One additional benefit of virtual screens is that there is no requirement that the screens face out onto a practical (or even real) location (Figure 2).

For example, one could place an office:

  • On the surface of the Moon
  • Orbiting a distant science fiction planet or space station
  • Under the sea
  • In a windswept desert of endless sand dunes
  • Inside an M.C. Escher print, modeled in 3D (this might be extremely confusing)
  • Inside a video game (one could imagine a game development company setting their office windows to show scenes from the under-development game, in order to further oppress and crush the spirit of their programmers with the inescapability of the game)

Computer-generated locations could also feature 3D animations, like a buggy driving around the Moon’s surface or caravans crossing the desert.

 

1-abstract-multi-screen-scene
Fig. 2: There is no requirement that the virtual windows in your multi-screen room must face out onto a real-world scene. You could also imagine that your home or office was inside a giant abstract painting, as shown in this example.

Conclusion:

This project requires only consumer-level hardware and a web site to implement, so I am actually surprised that it appears not to currently exist. You can make an ad-hoc version by using a maps site with Street View (e.g.
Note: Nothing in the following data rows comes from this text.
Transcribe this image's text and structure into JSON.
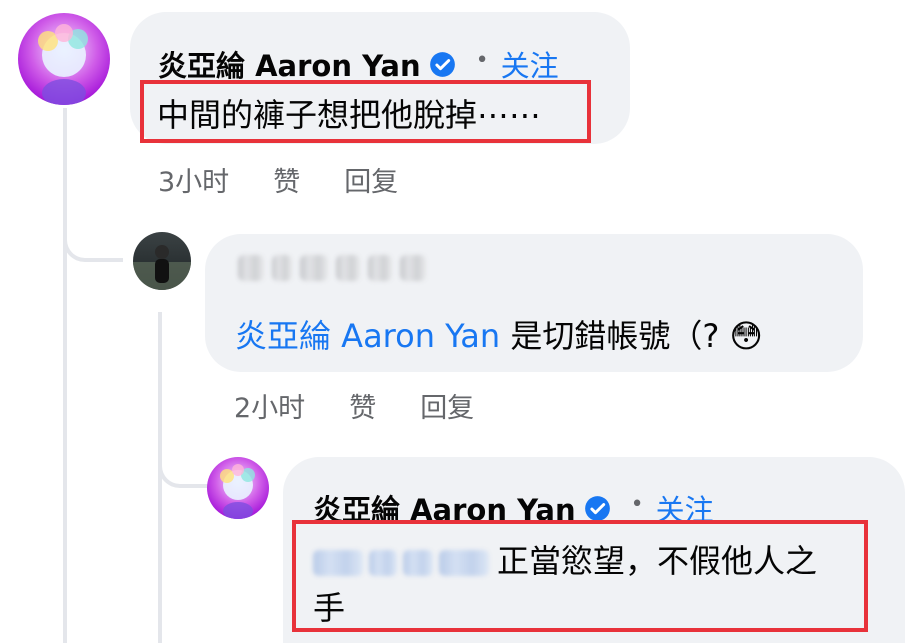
{
  "comments": [
    {
      "author": "炎亞綸 Aaron Yan",
      "verified": true,
      "follow_label": "关注",
      "text": "中間的褲子想把他脫掉⋯⋯",
      "time": "3小时",
      "like_label": "赞",
      "reply_label": "回复"
    },
    {
      "author_hidden": true,
      "mention": "炎亞綸 Aaron Yan",
      "text": " 是切錯帳號（?",
      "emoji": "😳",
      "time": "2小时",
      "like_label": "赞",
      "reply_label": "回复"
    },
    {
      "author": "炎亞綸 Aaron Yan",
      "verified": true,
      "follow_label": "关注",
      "mention_hidden": true,
      "text_line1": "正當慾望，不假他人之",
      "text_line2": "手"
    }
  ],
  "colors": {
    "link_blue": "#1877f2",
    "bubble_gray": "#f0f2f5",
    "meta_gray": "#65676b",
    "highlight_red": "#e8323a"
  }
}
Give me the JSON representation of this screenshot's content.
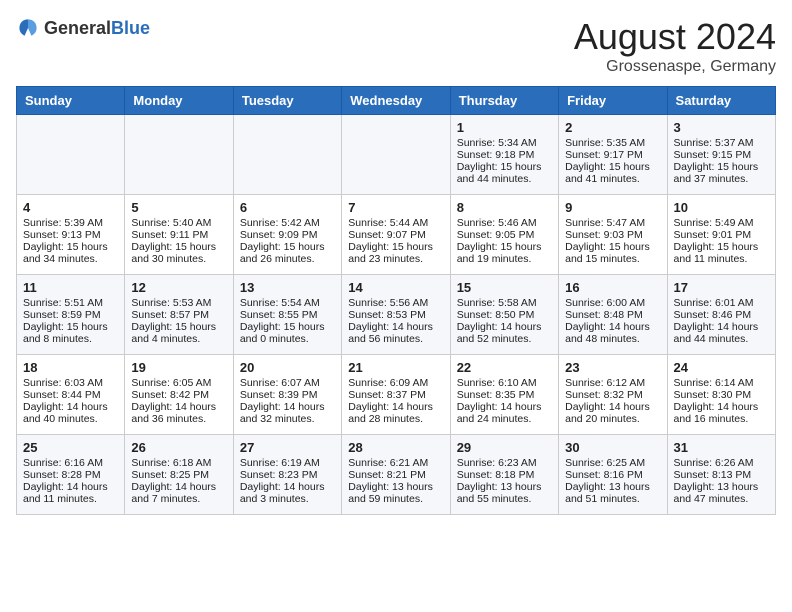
{
  "header": {
    "logo_general": "General",
    "logo_blue": "Blue",
    "month_year": "August 2024",
    "location": "Grossenaspe, Germany"
  },
  "days_of_week": [
    "Sunday",
    "Monday",
    "Tuesday",
    "Wednesday",
    "Thursday",
    "Friday",
    "Saturday"
  ],
  "weeks": [
    [
      {
        "day": "",
        "sunrise": "",
        "sunset": "",
        "daylight": ""
      },
      {
        "day": "",
        "sunrise": "",
        "sunset": "",
        "daylight": ""
      },
      {
        "day": "",
        "sunrise": "",
        "sunset": "",
        "daylight": ""
      },
      {
        "day": "",
        "sunrise": "",
        "sunset": "",
        "daylight": ""
      },
      {
        "day": "1",
        "sunrise": "Sunrise: 5:34 AM",
        "sunset": "Sunset: 9:18 PM",
        "daylight": "Daylight: 15 hours and 44 minutes."
      },
      {
        "day": "2",
        "sunrise": "Sunrise: 5:35 AM",
        "sunset": "Sunset: 9:17 PM",
        "daylight": "Daylight: 15 hours and 41 minutes."
      },
      {
        "day": "3",
        "sunrise": "Sunrise: 5:37 AM",
        "sunset": "Sunset: 9:15 PM",
        "daylight": "Daylight: 15 hours and 37 minutes."
      }
    ],
    [
      {
        "day": "4",
        "sunrise": "Sunrise: 5:39 AM",
        "sunset": "Sunset: 9:13 PM",
        "daylight": "Daylight: 15 hours and 34 minutes."
      },
      {
        "day": "5",
        "sunrise": "Sunrise: 5:40 AM",
        "sunset": "Sunset: 9:11 PM",
        "daylight": "Daylight: 15 hours and 30 minutes."
      },
      {
        "day": "6",
        "sunrise": "Sunrise: 5:42 AM",
        "sunset": "Sunset: 9:09 PM",
        "daylight": "Daylight: 15 hours and 26 minutes."
      },
      {
        "day": "7",
        "sunrise": "Sunrise: 5:44 AM",
        "sunset": "Sunset: 9:07 PM",
        "daylight": "Daylight: 15 hours and 23 minutes."
      },
      {
        "day": "8",
        "sunrise": "Sunrise: 5:46 AM",
        "sunset": "Sunset: 9:05 PM",
        "daylight": "Daylight: 15 hours and 19 minutes."
      },
      {
        "day": "9",
        "sunrise": "Sunrise: 5:47 AM",
        "sunset": "Sunset: 9:03 PM",
        "daylight": "Daylight: 15 hours and 15 minutes."
      },
      {
        "day": "10",
        "sunrise": "Sunrise: 5:49 AM",
        "sunset": "Sunset: 9:01 PM",
        "daylight": "Daylight: 15 hours and 11 minutes."
      }
    ],
    [
      {
        "day": "11",
        "sunrise": "Sunrise: 5:51 AM",
        "sunset": "Sunset: 8:59 PM",
        "daylight": "Daylight: 15 hours and 8 minutes."
      },
      {
        "day": "12",
        "sunrise": "Sunrise: 5:53 AM",
        "sunset": "Sunset: 8:57 PM",
        "daylight": "Daylight: 15 hours and 4 minutes."
      },
      {
        "day": "13",
        "sunrise": "Sunrise: 5:54 AM",
        "sunset": "Sunset: 8:55 PM",
        "daylight": "Daylight: 15 hours and 0 minutes."
      },
      {
        "day": "14",
        "sunrise": "Sunrise: 5:56 AM",
        "sunset": "Sunset: 8:53 PM",
        "daylight": "Daylight: 14 hours and 56 minutes."
      },
      {
        "day": "15",
        "sunrise": "Sunrise: 5:58 AM",
        "sunset": "Sunset: 8:50 PM",
        "daylight": "Daylight: 14 hours and 52 minutes."
      },
      {
        "day": "16",
        "sunrise": "Sunrise: 6:00 AM",
        "sunset": "Sunset: 8:48 PM",
        "daylight": "Daylight: 14 hours and 48 minutes."
      },
      {
        "day": "17",
        "sunrise": "Sunrise: 6:01 AM",
        "sunset": "Sunset: 8:46 PM",
        "daylight": "Daylight: 14 hours and 44 minutes."
      }
    ],
    [
      {
        "day": "18",
        "sunrise": "Sunrise: 6:03 AM",
        "sunset": "Sunset: 8:44 PM",
        "daylight": "Daylight: 14 hours and 40 minutes."
      },
      {
        "day": "19",
        "sunrise": "Sunrise: 6:05 AM",
        "sunset": "Sunset: 8:42 PM",
        "daylight": "Daylight: 14 hours and 36 minutes."
      },
      {
        "day": "20",
        "sunrise": "Sunrise: 6:07 AM",
        "sunset": "Sunset: 8:39 PM",
        "daylight": "Daylight: 14 hours and 32 minutes."
      },
      {
        "day": "21",
        "sunrise": "Sunrise: 6:09 AM",
        "sunset": "Sunset: 8:37 PM",
        "daylight": "Daylight: 14 hours and 28 minutes."
      },
      {
        "day": "22",
        "sunrise": "Sunrise: 6:10 AM",
        "sunset": "Sunset: 8:35 PM",
        "daylight": "Daylight: 14 hours and 24 minutes."
      },
      {
        "day": "23",
        "sunrise": "Sunrise: 6:12 AM",
        "sunset": "Sunset: 8:32 PM",
        "daylight": "Daylight: 14 hours and 20 minutes."
      },
      {
        "day": "24",
        "sunrise": "Sunrise: 6:14 AM",
        "sunset": "Sunset: 8:30 PM",
        "daylight": "Daylight: 14 hours and 16 minutes."
      }
    ],
    [
      {
        "day": "25",
        "sunrise": "Sunrise: 6:16 AM",
        "sunset": "Sunset: 8:28 PM",
        "daylight": "Daylight: 14 hours and 11 minutes."
      },
      {
        "day": "26",
        "sunrise": "Sunrise: 6:18 AM",
        "sunset": "Sunset: 8:25 PM",
        "daylight": "Daylight: 14 hours and 7 minutes."
      },
      {
        "day": "27",
        "sunrise": "Sunrise: 6:19 AM",
        "sunset": "Sunset: 8:23 PM",
        "daylight": "Daylight: 14 hours and 3 minutes."
      },
      {
        "day": "28",
        "sunrise": "Sunrise: 6:21 AM",
        "sunset": "Sunset: 8:21 PM",
        "daylight": "Daylight: 13 hours and 59 minutes."
      },
      {
        "day": "29",
        "sunrise": "Sunrise: 6:23 AM",
        "sunset": "Sunset: 8:18 PM",
        "daylight": "Daylight: 13 hours and 55 minutes."
      },
      {
        "day": "30",
        "sunrise": "Sunrise: 6:25 AM",
        "sunset": "Sunset: 8:16 PM",
        "daylight": "Daylight: 13 hours and 51 minutes."
      },
      {
        "day": "31",
        "sunrise": "Sunrise: 6:26 AM",
        "sunset": "Sunset: 8:13 PM",
        "daylight": "Daylight: 13 hours and 47 minutes."
      }
    ]
  ]
}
Google Street View) and adjusting the orientation of your multiple displays accordingly. (The only downside to this method is that the image will not update to match the current time of day).

PROS: Allows you to cheaply obtain a beautiful view for your home or office without paying exorbitant rental prices.

CONS: Large displays can cost up to $200 a year (2019 prices) to operate 24 hours a day, and the entire idea is essentially a huge waste of energy (unless you can use the extra heat generated by the screens).